The direct connection between job growth and Medicaid expansion and therefore a lower uninsured rate may be hard to identify, but it’s reasonable to assume that it has much to do with the economic benefits of a healthy workforce.
Other studies document how refusing Medicaid expansion has been not even penny-wise and just plain foolish. As the Commonwealth Fund observed in 2020, states pay between 25% and 50% of the cost of traditional Medicaid enrollees with the federal government picking up the rest, but only 10% of the cost of expansion members.
Because states have numerous options to offset expansion costs without harming beneficiaries, the net cost of expansion is negative — in other words, some states spend less on Medicaid even while covering hundreds of thousands more residents than they did before the ACA. From fiscal 2015 through 2019, the Commonwealth Fund reckoned, overall Medicaid spending increased by about 23%, but state spending didn’t budge at all.
One important point to remember about the ACA is that its critics have never made a coherent case against it.
The law can be faulted for not going far enough to relieve Americans of the burdens of our fragmented health care system, and as we’ve mentioned its subsidy structure can be improved through reform.
But it’s indisputable that the ACA brought health coverage to 20 million Americans who didn’t have it before; for most of them the available plans were indeed affordable, and in many cases free. The financial condition of hospitals that serve low-income communities was improved immeasurably.

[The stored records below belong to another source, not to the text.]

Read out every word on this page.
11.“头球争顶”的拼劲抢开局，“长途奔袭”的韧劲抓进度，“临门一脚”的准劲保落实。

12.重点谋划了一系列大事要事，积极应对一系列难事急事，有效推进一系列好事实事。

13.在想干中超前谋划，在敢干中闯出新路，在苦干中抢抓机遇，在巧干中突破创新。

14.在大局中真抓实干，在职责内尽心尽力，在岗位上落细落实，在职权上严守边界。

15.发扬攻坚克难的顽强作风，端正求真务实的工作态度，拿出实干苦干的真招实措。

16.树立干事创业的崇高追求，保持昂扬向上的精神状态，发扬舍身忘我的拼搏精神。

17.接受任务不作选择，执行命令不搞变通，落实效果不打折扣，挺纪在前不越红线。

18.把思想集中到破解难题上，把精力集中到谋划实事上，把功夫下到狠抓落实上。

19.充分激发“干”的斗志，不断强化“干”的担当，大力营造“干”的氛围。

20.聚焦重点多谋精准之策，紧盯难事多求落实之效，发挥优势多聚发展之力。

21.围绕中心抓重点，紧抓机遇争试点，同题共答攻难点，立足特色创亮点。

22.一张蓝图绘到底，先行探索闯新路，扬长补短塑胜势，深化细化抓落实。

None of the other nitpicks cited by critics, typically Republicans, hold water. They said the law would prevent consumers from choosing their own doctors or hospitals; in reality, those choices had been constrained by health insurance companies or employers for years and for almost all consumers, in a never-ending quest to control costs by fashioning narrow networks.

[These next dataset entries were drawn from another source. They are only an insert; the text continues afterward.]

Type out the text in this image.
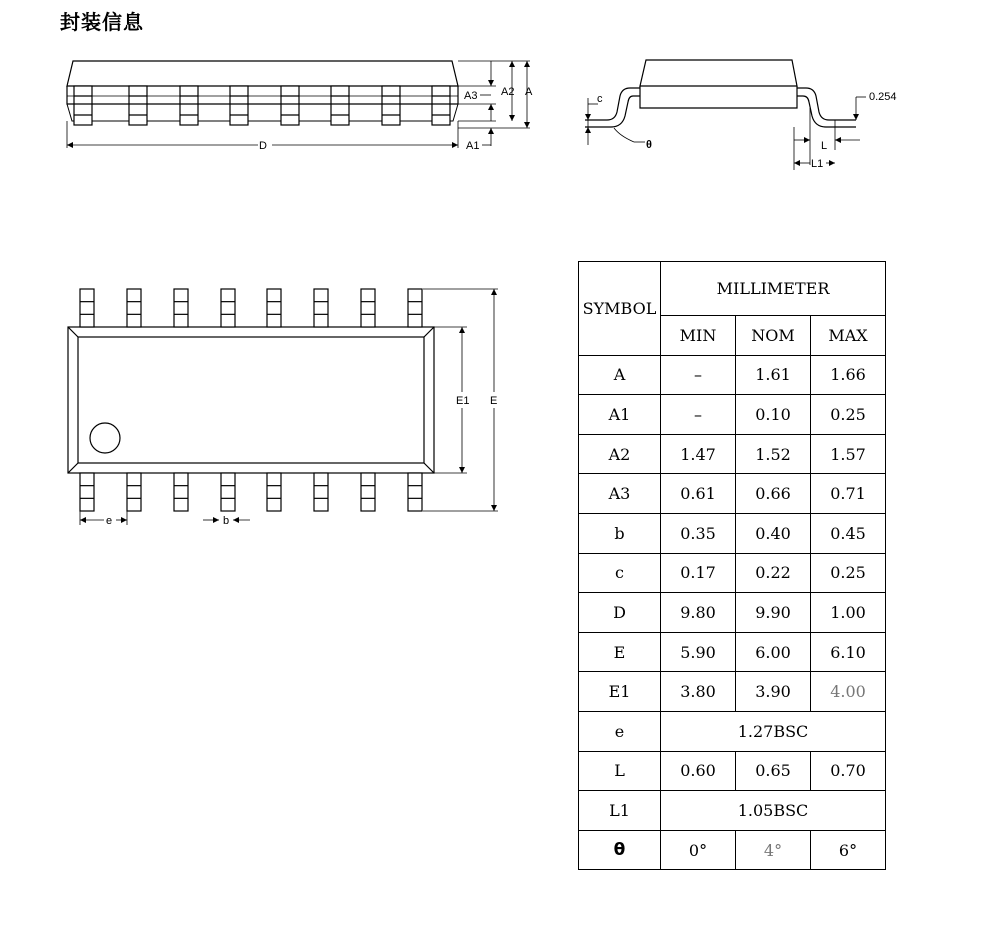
封装信息
A3 A2 A
A1
D
c
θ	L
L1
0.254
E1 E
e	b
SYMBOL	MILLIMETER		
	MIN	NOM	MAX
A	–	1.61	1.66
A1	–	0.10	0.25
A2	1.47	1.52	1.57
A3	0.61	0.66	0.71
b	0.35	0.40	0.45
c	0.17	0.22	0.25
D	9.80	9.90	1.00
E	5.90	6.00	6.10
E1	3.80	3.90	4.00
e	1.27BSC		
L	0.60	0.65	0.70
L1	1.05BSC		
θ	0°	4°	6°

They said that the ACA would hasten the march toward single-payer health care. Two points about that. First, since single-payer is the most efficient and effective way to fund health care, what would be wrong with that? Second: If only. There are no indications that the prospects of single-payer health care have been affected at all by the advent of the ACA.
The most significant shortcomings of the ACA have been the product of Republican sabotage, which hit a peak during the Trump administration. Trump blocked cost sharing reduction payments to insurers, for example.

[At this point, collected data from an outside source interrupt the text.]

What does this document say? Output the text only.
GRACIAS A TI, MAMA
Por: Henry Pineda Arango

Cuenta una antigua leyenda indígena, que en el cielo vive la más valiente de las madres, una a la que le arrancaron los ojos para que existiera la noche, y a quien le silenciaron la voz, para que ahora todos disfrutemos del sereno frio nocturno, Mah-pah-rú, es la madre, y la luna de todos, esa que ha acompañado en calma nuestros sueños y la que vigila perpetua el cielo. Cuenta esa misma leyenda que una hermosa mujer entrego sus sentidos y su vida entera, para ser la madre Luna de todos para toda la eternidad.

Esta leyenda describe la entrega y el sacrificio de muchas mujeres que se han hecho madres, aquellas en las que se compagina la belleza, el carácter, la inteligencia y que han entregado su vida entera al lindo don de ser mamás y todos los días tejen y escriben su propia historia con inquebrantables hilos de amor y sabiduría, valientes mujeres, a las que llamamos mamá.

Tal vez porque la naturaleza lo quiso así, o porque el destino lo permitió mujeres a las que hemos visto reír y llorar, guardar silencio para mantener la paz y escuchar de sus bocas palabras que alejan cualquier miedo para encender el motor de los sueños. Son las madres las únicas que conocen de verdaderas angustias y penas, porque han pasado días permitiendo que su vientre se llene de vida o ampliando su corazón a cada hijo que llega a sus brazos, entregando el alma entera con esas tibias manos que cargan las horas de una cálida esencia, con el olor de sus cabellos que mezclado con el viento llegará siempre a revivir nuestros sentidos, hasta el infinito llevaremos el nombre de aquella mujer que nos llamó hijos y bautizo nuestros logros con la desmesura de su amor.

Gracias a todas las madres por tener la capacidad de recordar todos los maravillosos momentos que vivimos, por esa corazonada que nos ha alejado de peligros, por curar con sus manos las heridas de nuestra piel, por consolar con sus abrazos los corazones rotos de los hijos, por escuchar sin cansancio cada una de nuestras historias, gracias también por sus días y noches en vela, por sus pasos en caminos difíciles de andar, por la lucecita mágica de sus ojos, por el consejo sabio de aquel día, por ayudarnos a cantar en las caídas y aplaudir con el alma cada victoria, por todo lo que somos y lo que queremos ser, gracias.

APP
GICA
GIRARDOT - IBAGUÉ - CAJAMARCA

These payments were reimbursements for reductions to deductibles and co-pays the insurers were required to provide to low-income consumers by law; the blockage drove several community health care systems out of business. As legal experts predicted, federal courts eventually ruled that the government was obligated to make the payments, even if for some insurers the money came too late.
Another blow to the economics of the ACA — a “risk corridor” system that relieved insurers of the burden of covering particularly risky communities — was destroyed by legislation pushed by Sen. Marco Rubio, R-Fla., who has been inordinately proud of having harmed his own constituents with this stunt.
Alarmingly, Republicans have said that they will revive their efforts to “repeal and replace” the ACA if they regain full control of the federal government. It should not be forgotten that in all the years that they voted to repeal the ACA, they never once put up a workable proposal to replace it — threatening to leave Americans exposed to higher costs and insurance denials for preexisting medical conditions.
As we’ve reported, expiration of the ACA subsidy increases would sharply raise coverage costs for households in the individual insurance market. The pandemic-era changes increased premium subsidies across the board and eliminated the “subsidy cliff” that cut off premium assistance entirely for those whose household income exceeded 400% of the federal poverty limit ($111,000 for a family of four this year).